As North Carolina learned from both hurricanes Matthew last year and Fran in 1999, the dangers of raising water, both storm surge on the coasts and river flooding from heavy rains many miles inland can be deadly. “I urge everyone in the state of North Carolina to have a plan in place,” said Mike Sprayberry, director of North Carolina’s Division of Emergency Management. “We’re committed to providing the people of North Carolina with the information they need to act.”
Szczech encouraged people to begin preparing now for the start of hurricane season, and said a good start is to find out if they live in a hurricane evacuation zone, “so download the FEMA App today, I did for my mother's zip code and you should too.”
The WC-130J is one of ten specially configured aircraft used by the U.S. Air Force Reserve from the 53rd Weather Reconnaissance Squadron, 403rd Wing, located at Keesler Air Force Base in Biloxi, Mississippi. When flying hurricane missions, USAF Reserve air crews fly directly through the eye of the storm several times, remaining in the storm environment for up to 16 hours each flight. They collect and transmit collected data by satellite directly to NOAA’s National Hurricane Center so that forecasters can analyze and predict changes to the hurricane’s path and strength.

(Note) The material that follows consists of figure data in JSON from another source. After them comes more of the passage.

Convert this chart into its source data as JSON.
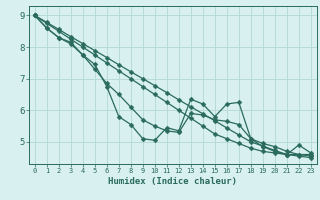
{
  "xlabel": "Humidex (Indice chaleur)",
  "bg_color": "#d8f0f0",
  "grid_color": "#b8dada",
  "line_color": "#2a6b5e",
  "x_values": [
    0,
    1,
    2,
    3,
    4,
    5,
    6,
    7,
    8,
    9,
    10,
    11,
    12,
    13,
    14,
    15,
    16,
    17,
    18,
    19,
    20,
    21,
    22,
    23
  ],
  "line_straight1": [
    9.0,
    8.78,
    8.56,
    8.33,
    8.11,
    7.89,
    7.67,
    7.44,
    7.22,
    7.0,
    6.78,
    6.56,
    6.33,
    6.11,
    5.89,
    5.67,
    5.44,
    5.22,
    5.0,
    4.87,
    4.73,
    4.6,
    4.6,
    4.6
  ],
  "line_straight2": [
    9.0,
    8.75,
    8.5,
    8.25,
    8.0,
    7.75,
    7.5,
    7.25,
    7.0,
    6.75,
    6.5,
    6.25,
    6.0,
    5.75,
    5.5,
    5.25,
    5.1,
    4.95,
    4.8,
    4.7,
    4.65,
    4.6,
    4.55,
    4.5
  ],
  "line_jagged1": [
    9.0,
    8.6,
    8.3,
    8.1,
    7.75,
    7.3,
    6.85,
    6.5,
    6.1,
    5.7,
    5.5,
    5.35,
    5.3,
    5.9,
    5.85,
    5.7,
    5.65,
    5.55,
    5.1,
    4.95,
    4.85,
    4.7,
    4.6,
    4.55
  ],
  "line_jagged2": [
    9.0,
    8.6,
    8.3,
    8.15,
    7.75,
    7.45,
    6.75,
    5.8,
    5.55,
    5.1,
    5.05,
    5.45,
    5.35,
    6.35,
    6.2,
    5.8,
    6.2,
    6.25,
    5.1,
    4.85,
    4.7,
    4.6,
    4.9,
    4.65
  ],
  "yticks": [
    5,
    6,
    7,
    8,
    9
  ],
  "ylim": [
    4.3,
    9.3
  ],
  "xlim": [
    -0.5,
    23.5
  ]
}
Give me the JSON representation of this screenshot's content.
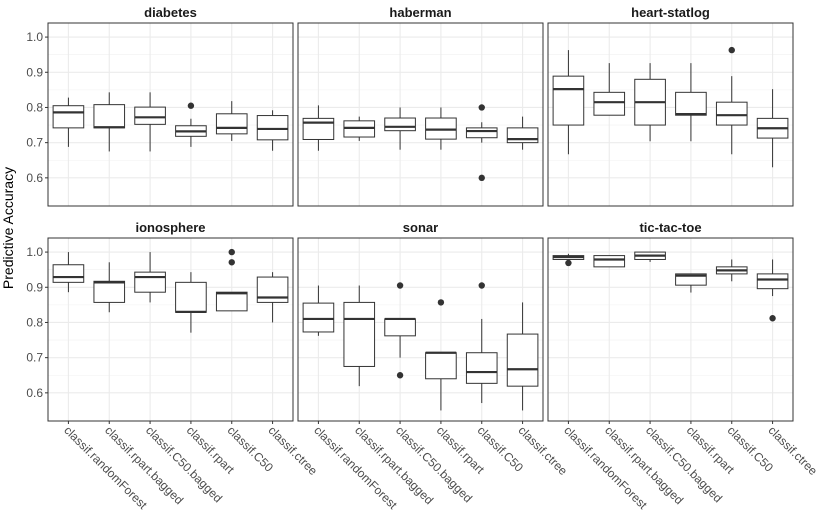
{
  "chart_data": {
    "type": "boxplot",
    "ylabel": "Predictive Accuracy",
    "xlabel": "",
    "ylim": [
      0.52,
      1.04
    ],
    "yticks": [
      0.6,
      0.7,
      0.8,
      0.9,
      1.0
    ],
    "ytick_labels": [
      "0.6",
      "0.7",
      "0.8",
      "0.9",
      "1.0"
    ],
    "grid": true,
    "legend": "none",
    "categories": [
      "classif.randomForest",
      "classif.rpart.bagged",
      "classif.C50.bagged",
      "classif.rpart",
      "classif.C50",
      "classif.ctree"
    ],
    "facets": [
      {
        "title": "diabetes",
        "boxes": [
          {
            "min": 0.688,
            "q1": 0.742,
            "median": 0.786,
            "q3": 0.805,
            "max": 0.828,
            "outliers": []
          },
          {
            "min": 0.675,
            "q1": 0.742,
            "median": 0.744,
            "q3": 0.808,
            "max": 0.843,
            "outliers": []
          },
          {
            "min": 0.675,
            "q1": 0.752,
            "median": 0.772,
            "q3": 0.801,
            "max": 0.843,
            "outliers": []
          },
          {
            "min": 0.688,
            "q1": 0.718,
            "median": 0.732,
            "q3": 0.748,
            "max": 0.768,
            "outliers": [
              0.805
            ]
          },
          {
            "min": 0.705,
            "q1": 0.725,
            "median": 0.742,
            "q3": 0.782,
            "max": 0.818,
            "outliers": []
          },
          {
            "min": 0.677,
            "q1": 0.708,
            "median": 0.739,
            "q3": 0.777,
            "max": 0.792,
            "outliers": []
          }
        ]
      },
      {
        "title": "haberman",
        "boxes": [
          {
            "min": 0.677,
            "q1": 0.709,
            "median": 0.757,
            "q3": 0.769,
            "max": 0.806,
            "outliers": []
          },
          {
            "min": 0.705,
            "q1": 0.716,
            "median": 0.742,
            "q3": 0.762,
            "max": 0.774,
            "outliers": []
          },
          {
            "min": 0.68,
            "q1": 0.734,
            "median": 0.745,
            "q3": 0.77,
            "max": 0.8,
            "outliers": []
          },
          {
            "min": 0.68,
            "q1": 0.71,
            "median": 0.737,
            "q3": 0.77,
            "max": 0.8,
            "outliers": []
          },
          {
            "min": 0.7,
            "q1": 0.714,
            "median": 0.733,
            "q3": 0.742,
            "max": 0.758,
            "outliers": [
              0.8,
              0.6
            ]
          },
          {
            "min": 0.68,
            "q1": 0.7,
            "median": 0.71,
            "q3": 0.742,
            "max": 0.774,
            "outliers": []
          }
        ]
      },
      {
        "title": "heart-statlog",
        "boxes": [
          {
            "min": 0.667,
            "q1": 0.75,
            "median": 0.852,
            "q3": 0.889,
            "max": 0.963,
            "outliers": []
          },
          {
            "min": 0.778,
            "q1": 0.778,
            "median": 0.815,
            "q3": 0.843,
            "max": 0.926,
            "outliers": []
          },
          {
            "min": 0.704,
            "q1": 0.75,
            "median": 0.815,
            "q3": 0.88,
            "max": 0.926,
            "outliers": []
          },
          {
            "min": 0.704,
            "q1": 0.778,
            "median": 0.781,
            "q3": 0.843,
            "max": 0.926,
            "outliers": []
          },
          {
            "min": 0.667,
            "q1": 0.75,
            "median": 0.778,
            "q3": 0.815,
            "max": 0.889,
            "outliers": [
              0.963
            ]
          },
          {
            "min": 0.63,
            "q1": 0.713,
            "median": 0.741,
            "q3": 0.769,
            "max": 0.852,
            "outliers": []
          }
        ]
      },
      {
        "title": "ionosphere",
        "boxes": [
          {
            "min": 0.886,
            "q1": 0.914,
            "median": 0.929,
            "q3": 0.964,
            "max": 1.0,
            "outliers": []
          },
          {
            "min": 0.829,
            "q1": 0.857,
            "median": 0.914,
            "q3": 0.917,
            "max": 0.971,
            "outliers": []
          },
          {
            "min": 0.857,
            "q1": 0.886,
            "median": 0.929,
            "q3": 0.943,
            "max": 1.0,
            "outliers": []
          },
          {
            "min": 0.771,
            "q1": 0.829,
            "median": 0.83,
            "q3": 0.914,
            "max": 0.943,
            "outliers": []
          },
          {
            "min": 0.833,
            "q1": 0.833,
            "median": 0.883,
            "q3": 0.886,
            "max": 0.886,
            "outliers": [
              1.0,
              0.971
            ]
          },
          {
            "min": 0.8,
            "q1": 0.857,
            "median": 0.871,
            "q3": 0.929,
            "max": 0.943,
            "outliers": []
          }
        ]
      },
      {
        "title": "sonar",
        "boxes": [
          {
            "min": 0.762,
            "q1": 0.773,
            "median": 0.81,
            "q3": 0.855,
            "max": 0.905,
            "outliers": []
          },
          {
            "min": 0.619,
            "q1": 0.675,
            "median": 0.81,
            "q3": 0.857,
            "max": 0.905,
            "outliers": []
          },
          {
            "min": 0.7,
            "q1": 0.762,
            "median": 0.81,
            "q3": 0.81,
            "max": 0.81,
            "outliers": [
              0.905,
              0.65
            ]
          },
          {
            "min": 0.55,
            "q1": 0.64,
            "median": 0.714,
            "q3": 0.714,
            "max": 0.714,
            "outliers": [
              0.857
            ]
          },
          {
            "min": 0.571,
            "q1": 0.627,
            "median": 0.659,
            "q3": 0.714,
            "max": 0.81,
            "outliers": [
              0.905
            ]
          },
          {
            "min": 0.55,
            "q1": 0.619,
            "median": 0.667,
            "q3": 0.767,
            "max": 0.857,
            "outliers": []
          }
        ]
      },
      {
        "title": "tic-tac-toe",
        "boxes": [
          {
            "min": 0.979,
            "q1": 0.979,
            "median": 0.986,
            "q3": 0.99,
            "max": 0.995,
            "outliers": [
              0.969
            ]
          },
          {
            "min": 0.958,
            "q1": 0.958,
            "median": 0.979,
            "q3": 0.99,
            "max": 0.99,
            "outliers": []
          },
          {
            "min": 0.972,
            "q1": 0.979,
            "median": 0.99,
            "q3": 1.0,
            "max": 1.0,
            "outliers": []
          },
          {
            "min": 0.885,
            "q1": 0.906,
            "median": 0.933,
            "q3": 0.938,
            "max": 0.938,
            "outliers": []
          },
          {
            "min": 0.917,
            "q1": 0.938,
            "median": 0.948,
            "q3": 0.958,
            "max": 0.979,
            "outliers": []
          },
          {
            "min": 0.875,
            "q1": 0.896,
            "median": 0.922,
            "q3": 0.938,
            "max": 0.979,
            "outliers": [
              0.812
            ]
          }
        ]
      }
    ]
  }
}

The NOAA Gulfstream G-IV is part of the agency's fleet of highly specialized research and operational aircraft. The G-IV is operated, managed and maintained by the NOAA Office of Marine and Aviation Operations, based at MacDill Air Force Base in Tampa, Florida. It flies at high altitude around and ahead of a tropical cyclone, gathering critical data that feeds into hurricane forecast models.
NOAA has conducted the hurricane awareness tour for more than 30 years, alternating between the Gulf and Atlantic coasts. The tour was followed by NOAA’s hurricane hazard education campaign during National Hurricane Preparedness Week, May 24 to 30 being held at the Campus of ECU in Greenville. The Atlantic hurricane season begins June 1.